Must be that poor Willy is feeling particularly lonely this year. Needs something to distract himself with.
That would explain some of the erratic behavior, but then again, he wasn’t quite feeling himself either.
Some of that had to do with his mother dying around this time last year, and him having to keep pushing the thoughts away. That had a role in what was going on with him, sure. It wasn’t the whole story, though.
Deputy Dwayne took another drag of his cigarette, this one long, then held it to the side as he let the smoke fill his lungs.
Maybe some of it had to do with the time of the year. The whole town seemed to be caught in a different spirit around the Holidays, what with kids being off school, folks traveling, businesses closing early, and all that.
He couldn’t wait until January when everything would be back to normal.
Just as the thought passed through his mind, in the distance he saw something completely abnormal. A child was approaching him from the top of the hill. The kid moved toward him at a fast pace, like he/she was powerwalking. Something about the movement tipped him off that this might not actually be a child. Even though it had to be, because what else was that size and walked on two legs?
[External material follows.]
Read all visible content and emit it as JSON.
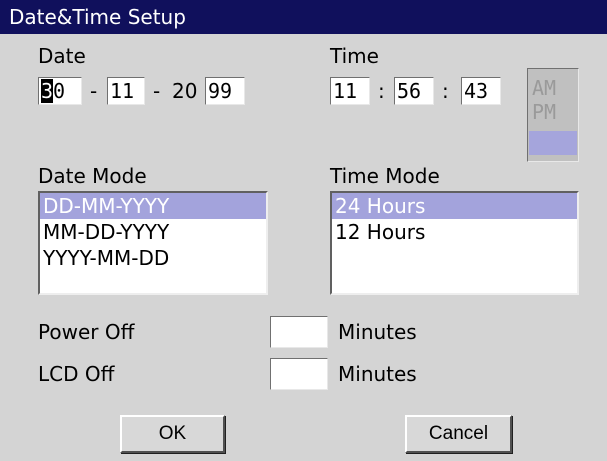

It moved like a poorly animated kid’s movie.
Dwayne got off the wall, then took a few steps toward the figure.
“Hey kid, you lost or something?” For some inexplicable reason his mouth had gone dry and his tongue felt labored when he spoke.
Dwayne continued stepping forward, and so did the kid, so that the distance between them shrunk.
The kid was almost at the bottom of the hill and in the jailhouse parking lot, and from here Deputy Smith noticed his movements were stranger still. The way the kid moved seemed to be like he was limping, like each step was uncertain, but he also moved quick. It was like watching a zombie film on fast forward.